KBZM
- Big Sky, Montana; United States;
- Broadcast area: Bozeman, Montana
- Frequency: 104.7 MHz
- Branding: Eagle 104.7

Programming
- Format: Classic rock

Ownership
- Owner: Orion Media LLC
- Sister stations: KKQX, KSCY

History
- First air date: November 2003
- Former call signs: KBFN (1997–2003)
- Call sign meaning: BoZeMan

Technical information
- Licensing authority: FCC
- Facility ID: 81679
- Class: C1
- ERP: 5,000 watts
- HAAT: 1017 meters (3339 feet)
- Transmitter coordinates: 45°16′41″N 111°26′57″W﻿ / ﻿45.27806°N 111.44917°W

Links
- Public license information: Public file; LMS;
- Webcast: Listen Live
- Website: montanassuperstation.com

= KBZM =

KBZM (104.7 FM, "Eagle 104.7") is a radio station licensed to Big Sky, Montana and reaches a substantial geographic area largely unserved by other signals. The station is owned by Orion Media LLC. It airs a variety classic rock music format.

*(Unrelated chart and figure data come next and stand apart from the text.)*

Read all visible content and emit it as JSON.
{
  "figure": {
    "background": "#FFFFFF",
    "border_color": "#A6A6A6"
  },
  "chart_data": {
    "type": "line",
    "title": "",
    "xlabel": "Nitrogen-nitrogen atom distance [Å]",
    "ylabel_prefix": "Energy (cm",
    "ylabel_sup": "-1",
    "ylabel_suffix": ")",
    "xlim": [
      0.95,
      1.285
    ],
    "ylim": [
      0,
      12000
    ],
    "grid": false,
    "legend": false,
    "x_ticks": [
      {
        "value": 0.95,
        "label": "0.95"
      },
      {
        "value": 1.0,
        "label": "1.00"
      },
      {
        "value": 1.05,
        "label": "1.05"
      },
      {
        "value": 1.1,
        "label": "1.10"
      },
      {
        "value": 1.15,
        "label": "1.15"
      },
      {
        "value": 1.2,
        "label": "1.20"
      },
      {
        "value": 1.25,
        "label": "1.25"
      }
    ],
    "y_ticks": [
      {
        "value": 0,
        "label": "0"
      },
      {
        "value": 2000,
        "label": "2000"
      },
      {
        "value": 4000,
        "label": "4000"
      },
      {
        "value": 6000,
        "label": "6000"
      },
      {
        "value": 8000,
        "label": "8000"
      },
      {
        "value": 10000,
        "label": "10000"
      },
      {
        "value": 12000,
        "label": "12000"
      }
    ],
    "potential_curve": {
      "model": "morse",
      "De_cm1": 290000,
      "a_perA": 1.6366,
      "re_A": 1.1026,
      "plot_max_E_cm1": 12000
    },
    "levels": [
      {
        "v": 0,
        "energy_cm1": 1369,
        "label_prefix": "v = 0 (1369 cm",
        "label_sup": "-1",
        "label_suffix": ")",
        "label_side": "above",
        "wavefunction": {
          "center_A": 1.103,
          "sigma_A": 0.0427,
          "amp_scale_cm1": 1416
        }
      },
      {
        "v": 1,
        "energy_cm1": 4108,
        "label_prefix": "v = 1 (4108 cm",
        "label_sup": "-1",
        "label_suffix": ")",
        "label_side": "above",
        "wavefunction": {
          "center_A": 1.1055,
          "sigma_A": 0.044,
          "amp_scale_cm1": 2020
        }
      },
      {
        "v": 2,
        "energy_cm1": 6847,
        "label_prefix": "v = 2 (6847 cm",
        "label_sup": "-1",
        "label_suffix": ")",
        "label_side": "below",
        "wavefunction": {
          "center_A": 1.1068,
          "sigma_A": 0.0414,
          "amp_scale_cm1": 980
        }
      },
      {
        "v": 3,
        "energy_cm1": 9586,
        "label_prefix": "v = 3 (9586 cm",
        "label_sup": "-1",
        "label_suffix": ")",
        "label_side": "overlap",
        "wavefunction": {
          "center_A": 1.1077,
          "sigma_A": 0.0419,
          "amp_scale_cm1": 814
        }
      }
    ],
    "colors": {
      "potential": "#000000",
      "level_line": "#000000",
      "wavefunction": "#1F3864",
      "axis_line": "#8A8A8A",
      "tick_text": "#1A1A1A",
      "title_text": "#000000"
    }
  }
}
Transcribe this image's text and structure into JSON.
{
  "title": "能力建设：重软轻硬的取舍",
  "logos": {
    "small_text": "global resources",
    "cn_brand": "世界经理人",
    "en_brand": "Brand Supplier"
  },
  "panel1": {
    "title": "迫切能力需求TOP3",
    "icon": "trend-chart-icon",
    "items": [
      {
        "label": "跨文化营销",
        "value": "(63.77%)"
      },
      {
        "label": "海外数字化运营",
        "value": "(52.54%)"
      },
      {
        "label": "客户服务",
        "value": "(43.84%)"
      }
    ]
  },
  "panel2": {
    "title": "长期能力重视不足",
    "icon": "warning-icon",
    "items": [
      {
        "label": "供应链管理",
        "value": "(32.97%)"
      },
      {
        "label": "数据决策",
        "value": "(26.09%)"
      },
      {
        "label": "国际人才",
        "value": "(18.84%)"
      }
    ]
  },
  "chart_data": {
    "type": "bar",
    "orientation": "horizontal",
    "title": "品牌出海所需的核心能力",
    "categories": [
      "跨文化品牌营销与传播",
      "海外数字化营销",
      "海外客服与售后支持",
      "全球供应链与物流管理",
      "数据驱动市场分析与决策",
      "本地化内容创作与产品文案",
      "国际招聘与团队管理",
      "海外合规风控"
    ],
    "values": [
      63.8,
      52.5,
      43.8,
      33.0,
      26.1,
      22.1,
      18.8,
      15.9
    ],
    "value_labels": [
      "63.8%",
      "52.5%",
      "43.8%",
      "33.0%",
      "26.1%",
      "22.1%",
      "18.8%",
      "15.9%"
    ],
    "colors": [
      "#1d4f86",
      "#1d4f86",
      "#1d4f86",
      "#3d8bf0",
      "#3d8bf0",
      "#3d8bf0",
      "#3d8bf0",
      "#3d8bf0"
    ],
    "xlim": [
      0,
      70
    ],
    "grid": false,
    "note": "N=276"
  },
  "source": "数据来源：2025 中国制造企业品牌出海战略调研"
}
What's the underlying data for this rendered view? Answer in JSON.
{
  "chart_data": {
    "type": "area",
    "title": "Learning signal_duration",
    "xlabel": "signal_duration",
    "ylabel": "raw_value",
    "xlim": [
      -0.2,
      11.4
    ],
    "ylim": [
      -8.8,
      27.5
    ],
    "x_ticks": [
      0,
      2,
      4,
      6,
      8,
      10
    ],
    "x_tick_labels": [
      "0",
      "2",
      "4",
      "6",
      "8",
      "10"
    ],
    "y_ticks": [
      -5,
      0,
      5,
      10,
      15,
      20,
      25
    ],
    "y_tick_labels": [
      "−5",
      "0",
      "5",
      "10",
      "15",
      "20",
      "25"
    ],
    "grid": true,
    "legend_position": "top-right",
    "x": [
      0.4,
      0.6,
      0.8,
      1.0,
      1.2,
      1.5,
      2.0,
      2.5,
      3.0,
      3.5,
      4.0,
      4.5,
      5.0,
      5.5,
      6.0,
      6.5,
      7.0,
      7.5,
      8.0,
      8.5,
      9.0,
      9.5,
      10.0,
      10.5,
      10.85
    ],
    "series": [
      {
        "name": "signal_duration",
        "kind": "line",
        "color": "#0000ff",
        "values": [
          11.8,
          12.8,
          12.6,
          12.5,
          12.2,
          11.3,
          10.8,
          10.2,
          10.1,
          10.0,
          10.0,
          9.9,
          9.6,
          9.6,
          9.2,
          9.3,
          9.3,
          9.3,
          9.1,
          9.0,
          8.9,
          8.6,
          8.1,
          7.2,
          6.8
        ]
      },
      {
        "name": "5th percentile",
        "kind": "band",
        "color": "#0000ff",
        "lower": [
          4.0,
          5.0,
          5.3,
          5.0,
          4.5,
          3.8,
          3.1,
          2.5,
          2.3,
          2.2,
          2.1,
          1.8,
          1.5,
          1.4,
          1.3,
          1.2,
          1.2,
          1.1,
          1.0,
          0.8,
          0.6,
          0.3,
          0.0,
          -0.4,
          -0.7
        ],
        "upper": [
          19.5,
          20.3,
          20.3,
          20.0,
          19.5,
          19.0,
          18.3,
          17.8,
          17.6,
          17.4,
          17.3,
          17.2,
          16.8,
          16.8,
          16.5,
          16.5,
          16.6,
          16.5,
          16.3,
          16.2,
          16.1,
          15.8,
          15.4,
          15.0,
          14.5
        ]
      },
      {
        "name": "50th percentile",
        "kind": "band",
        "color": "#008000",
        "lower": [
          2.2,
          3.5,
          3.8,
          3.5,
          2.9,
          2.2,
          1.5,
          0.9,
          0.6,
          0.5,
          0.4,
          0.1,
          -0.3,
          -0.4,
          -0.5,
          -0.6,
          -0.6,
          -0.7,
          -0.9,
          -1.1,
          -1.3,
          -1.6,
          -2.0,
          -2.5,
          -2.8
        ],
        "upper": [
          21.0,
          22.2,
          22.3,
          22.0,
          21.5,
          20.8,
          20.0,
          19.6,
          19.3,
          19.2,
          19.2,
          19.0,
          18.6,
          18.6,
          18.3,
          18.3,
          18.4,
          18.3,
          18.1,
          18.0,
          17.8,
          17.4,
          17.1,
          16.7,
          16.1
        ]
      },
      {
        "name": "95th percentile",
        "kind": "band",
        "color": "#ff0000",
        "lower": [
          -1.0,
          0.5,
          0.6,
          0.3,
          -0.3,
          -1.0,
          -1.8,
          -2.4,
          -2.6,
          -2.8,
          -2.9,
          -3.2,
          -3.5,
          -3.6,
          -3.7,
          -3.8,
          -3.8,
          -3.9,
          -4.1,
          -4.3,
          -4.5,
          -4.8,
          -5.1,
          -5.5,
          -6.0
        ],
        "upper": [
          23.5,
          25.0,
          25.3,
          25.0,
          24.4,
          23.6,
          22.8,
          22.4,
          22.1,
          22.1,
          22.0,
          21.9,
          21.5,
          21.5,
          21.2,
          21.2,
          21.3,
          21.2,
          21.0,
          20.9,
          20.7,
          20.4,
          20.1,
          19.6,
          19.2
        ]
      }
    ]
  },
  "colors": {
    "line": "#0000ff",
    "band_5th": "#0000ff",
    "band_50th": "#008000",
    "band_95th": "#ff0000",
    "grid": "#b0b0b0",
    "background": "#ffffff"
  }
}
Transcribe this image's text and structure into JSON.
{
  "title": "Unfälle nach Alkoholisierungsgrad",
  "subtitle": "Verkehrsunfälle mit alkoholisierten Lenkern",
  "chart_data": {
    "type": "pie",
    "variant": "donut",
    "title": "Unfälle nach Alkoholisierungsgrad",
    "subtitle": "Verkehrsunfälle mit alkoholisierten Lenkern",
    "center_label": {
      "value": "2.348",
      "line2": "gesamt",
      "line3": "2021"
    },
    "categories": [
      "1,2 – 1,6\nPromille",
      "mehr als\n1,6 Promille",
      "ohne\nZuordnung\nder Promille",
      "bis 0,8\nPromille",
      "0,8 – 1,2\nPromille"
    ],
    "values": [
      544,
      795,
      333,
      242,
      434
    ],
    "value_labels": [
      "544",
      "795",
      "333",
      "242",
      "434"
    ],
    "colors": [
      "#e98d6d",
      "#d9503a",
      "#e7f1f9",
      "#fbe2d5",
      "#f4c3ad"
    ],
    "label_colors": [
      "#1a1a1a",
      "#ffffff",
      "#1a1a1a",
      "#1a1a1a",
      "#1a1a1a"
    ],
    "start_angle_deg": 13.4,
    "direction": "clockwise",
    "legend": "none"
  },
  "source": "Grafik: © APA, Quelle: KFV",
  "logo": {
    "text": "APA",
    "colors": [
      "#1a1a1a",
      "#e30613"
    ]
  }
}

Studios, along with KSCY and KKQX, are at 8274 Huffine Lane, on the west side of Bozeman, near Four Corners. KBZM also maintains an office and studio in Big Sky as well. KBZM's transmitter and tower site are west of Big Sky, on top of Lone Mountain at Big Sky Resort, elevation 11,166 feet. It is the highest FM transmitter site in the great Northwest, and 3rd highest in the United States.

The station was assigned the KBZM call letters by the Federal Communications Commission on November 5, 2003.

It's an affiliate of the "Floydian Slip" syndicated Pink Floyd program.

==History==
KBZM signed-on in November 2003 at 104.5 in Big Sky. The owners had the opportunity to upgrade the station to a class C1 (2004) and in doing so moved the frequency to 104.7. KBZM serves all of southwestern Montana along with a portion of Yellowstone National Park. KBZM's sister station KKQX signed on in late 2005, airing the same format but more directly serving the population center in the Gallatin Valley. Both stations are branded as The Eagle and together are known as "Montana's Superstation," due to the extensive coverage provided by the two signals at 104.7 and 105.7.